Ahead of DeSantis’ school mask order, the Florida Chapter of the American Academy of Pediatrics issued an unambiguous argument for face coverings and distancing, citing the fact that vaccines aren’t yet available for children younger than 12. The school year begins as soon as next week in some districts.

Among Democrats, 84% support mask mandates, while 66% of independents also support such a requirement. However, 39% of Republicans also support mask mandates, a significant share for what has become a political issue.

The poll marks a significant change from a year ago, when polls showed 79% of registered voters supported statewide mask orders. Unlike the current situation, vaccines weren’t widely available in July 2020, but Florida was similarly experiencing a record-breaking wave of COVID-19 infections and hospitalizations.

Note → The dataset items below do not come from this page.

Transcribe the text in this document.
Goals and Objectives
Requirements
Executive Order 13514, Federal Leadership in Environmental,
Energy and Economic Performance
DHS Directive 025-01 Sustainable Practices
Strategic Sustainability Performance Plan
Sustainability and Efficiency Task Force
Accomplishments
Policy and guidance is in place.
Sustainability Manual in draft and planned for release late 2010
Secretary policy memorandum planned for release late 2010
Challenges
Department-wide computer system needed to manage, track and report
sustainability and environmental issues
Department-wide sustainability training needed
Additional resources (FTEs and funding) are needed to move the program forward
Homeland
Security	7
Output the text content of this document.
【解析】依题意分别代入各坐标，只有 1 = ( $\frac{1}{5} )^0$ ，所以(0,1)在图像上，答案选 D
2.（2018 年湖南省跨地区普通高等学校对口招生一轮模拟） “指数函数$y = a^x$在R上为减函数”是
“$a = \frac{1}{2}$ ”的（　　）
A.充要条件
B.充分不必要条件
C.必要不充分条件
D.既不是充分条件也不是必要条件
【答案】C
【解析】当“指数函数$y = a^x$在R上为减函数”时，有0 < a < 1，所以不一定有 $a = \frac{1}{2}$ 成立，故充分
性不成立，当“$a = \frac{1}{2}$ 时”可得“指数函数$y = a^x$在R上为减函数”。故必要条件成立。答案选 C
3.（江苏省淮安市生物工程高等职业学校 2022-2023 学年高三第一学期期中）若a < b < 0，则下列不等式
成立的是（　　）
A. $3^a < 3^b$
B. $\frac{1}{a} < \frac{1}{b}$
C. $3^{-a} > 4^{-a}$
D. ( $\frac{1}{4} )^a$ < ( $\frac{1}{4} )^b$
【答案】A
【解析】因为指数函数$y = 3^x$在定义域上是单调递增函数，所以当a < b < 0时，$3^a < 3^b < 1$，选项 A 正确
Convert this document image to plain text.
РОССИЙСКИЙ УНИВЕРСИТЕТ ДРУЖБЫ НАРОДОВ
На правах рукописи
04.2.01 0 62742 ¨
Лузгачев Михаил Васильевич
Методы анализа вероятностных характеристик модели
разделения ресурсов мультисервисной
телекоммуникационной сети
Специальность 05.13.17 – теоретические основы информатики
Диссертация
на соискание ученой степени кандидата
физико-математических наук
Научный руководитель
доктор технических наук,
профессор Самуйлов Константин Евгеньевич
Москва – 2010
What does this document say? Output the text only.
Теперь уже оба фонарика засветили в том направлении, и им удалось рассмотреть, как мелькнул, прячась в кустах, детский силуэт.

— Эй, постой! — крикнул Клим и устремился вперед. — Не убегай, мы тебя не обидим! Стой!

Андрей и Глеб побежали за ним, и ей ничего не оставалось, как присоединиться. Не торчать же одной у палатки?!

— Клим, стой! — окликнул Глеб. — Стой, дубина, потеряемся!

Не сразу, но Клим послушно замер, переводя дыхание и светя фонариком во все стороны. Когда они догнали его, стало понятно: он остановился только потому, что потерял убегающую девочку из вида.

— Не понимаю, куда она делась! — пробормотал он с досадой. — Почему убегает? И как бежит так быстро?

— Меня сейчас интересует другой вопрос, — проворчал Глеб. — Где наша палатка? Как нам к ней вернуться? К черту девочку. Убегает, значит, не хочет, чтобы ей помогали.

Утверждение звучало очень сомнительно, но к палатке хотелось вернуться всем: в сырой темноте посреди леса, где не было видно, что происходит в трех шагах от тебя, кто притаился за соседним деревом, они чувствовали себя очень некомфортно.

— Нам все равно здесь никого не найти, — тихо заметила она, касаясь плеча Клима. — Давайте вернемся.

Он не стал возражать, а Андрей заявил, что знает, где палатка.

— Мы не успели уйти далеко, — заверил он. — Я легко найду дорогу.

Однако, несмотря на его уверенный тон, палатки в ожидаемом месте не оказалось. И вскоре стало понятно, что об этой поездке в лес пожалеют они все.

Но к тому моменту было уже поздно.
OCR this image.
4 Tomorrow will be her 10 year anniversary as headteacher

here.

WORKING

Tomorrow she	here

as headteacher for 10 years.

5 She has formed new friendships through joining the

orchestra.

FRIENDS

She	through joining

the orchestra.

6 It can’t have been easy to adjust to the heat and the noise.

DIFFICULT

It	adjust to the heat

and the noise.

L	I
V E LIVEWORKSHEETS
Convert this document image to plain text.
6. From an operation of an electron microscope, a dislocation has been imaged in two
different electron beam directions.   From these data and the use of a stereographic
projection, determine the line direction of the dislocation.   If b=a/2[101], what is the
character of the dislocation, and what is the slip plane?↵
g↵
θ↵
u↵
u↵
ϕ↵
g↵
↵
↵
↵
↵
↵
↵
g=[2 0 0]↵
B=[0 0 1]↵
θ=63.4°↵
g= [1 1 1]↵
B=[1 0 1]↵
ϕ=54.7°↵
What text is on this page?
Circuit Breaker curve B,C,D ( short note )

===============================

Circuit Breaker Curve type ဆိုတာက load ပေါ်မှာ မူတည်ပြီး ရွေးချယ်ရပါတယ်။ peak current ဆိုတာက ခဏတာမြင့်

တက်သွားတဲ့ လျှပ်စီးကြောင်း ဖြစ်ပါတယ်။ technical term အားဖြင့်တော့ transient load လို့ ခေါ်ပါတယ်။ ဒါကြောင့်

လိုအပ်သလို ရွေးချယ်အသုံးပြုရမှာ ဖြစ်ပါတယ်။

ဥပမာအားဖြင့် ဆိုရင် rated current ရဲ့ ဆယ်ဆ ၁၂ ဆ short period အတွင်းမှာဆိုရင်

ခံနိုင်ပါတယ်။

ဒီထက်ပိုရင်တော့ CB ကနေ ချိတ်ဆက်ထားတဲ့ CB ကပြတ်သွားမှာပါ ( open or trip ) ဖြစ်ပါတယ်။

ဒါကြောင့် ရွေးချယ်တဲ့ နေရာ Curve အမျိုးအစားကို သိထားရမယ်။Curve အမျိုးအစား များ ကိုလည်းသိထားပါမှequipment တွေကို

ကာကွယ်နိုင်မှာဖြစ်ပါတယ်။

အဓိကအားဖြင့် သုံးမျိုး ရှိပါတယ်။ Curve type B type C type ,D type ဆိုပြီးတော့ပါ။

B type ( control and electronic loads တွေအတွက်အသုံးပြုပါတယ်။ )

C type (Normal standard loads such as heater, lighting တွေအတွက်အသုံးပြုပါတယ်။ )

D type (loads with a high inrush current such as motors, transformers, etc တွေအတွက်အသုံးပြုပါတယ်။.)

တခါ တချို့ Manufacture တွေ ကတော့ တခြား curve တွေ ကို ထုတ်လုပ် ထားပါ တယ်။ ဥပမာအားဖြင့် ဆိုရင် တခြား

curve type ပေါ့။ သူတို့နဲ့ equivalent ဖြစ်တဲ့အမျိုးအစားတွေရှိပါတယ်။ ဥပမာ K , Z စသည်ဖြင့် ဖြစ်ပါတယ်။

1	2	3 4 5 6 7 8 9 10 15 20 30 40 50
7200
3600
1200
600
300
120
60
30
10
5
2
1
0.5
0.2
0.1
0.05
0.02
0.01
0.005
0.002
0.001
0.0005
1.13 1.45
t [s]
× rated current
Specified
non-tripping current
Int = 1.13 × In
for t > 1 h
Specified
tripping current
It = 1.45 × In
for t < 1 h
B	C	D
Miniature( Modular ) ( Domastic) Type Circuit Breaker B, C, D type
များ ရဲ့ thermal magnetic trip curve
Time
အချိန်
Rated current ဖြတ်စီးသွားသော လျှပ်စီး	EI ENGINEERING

The survey was conducted by St. Pete’s Polls, which had DeSantis losing the gubernatorial election by five points in its final survey of the 2018 race so take the results with a grain of salt. But if they have 62 percent in favor of mandates, it’s a safe bet that a majority of Floridians support them. It’s an equally safe gamble that the longer Florida’s crisis drags on and the more reports of pediatric hospitals filling up circulate, the stronger that support will get. DeSantis is at some political risk here, especially if there’s a surge of infections among students during their first weeks back in class.

Would his opposition to mandates be to blame for that? Not necessarily, as parents can still choose to mask their kids under his order. But it would make things easy for Democrats who are eager to take him down by holding him responsible for all of Florida’s COVID misfortunes. Even some conservatives like Bill Cassidy have questioned why DeSantis won’t simply defer to local authorities, the sort of decentralized government that Republicans usually favor.

Here’s the sort of messaging he’s up against right now. It may be true that the U.S. would ban travel from Florida if it was another country at the moment but that’s been true of nearly all states at one point or another during the pandemic. We would have banned travel to and from the People’s Republic of California last winter too during their surge.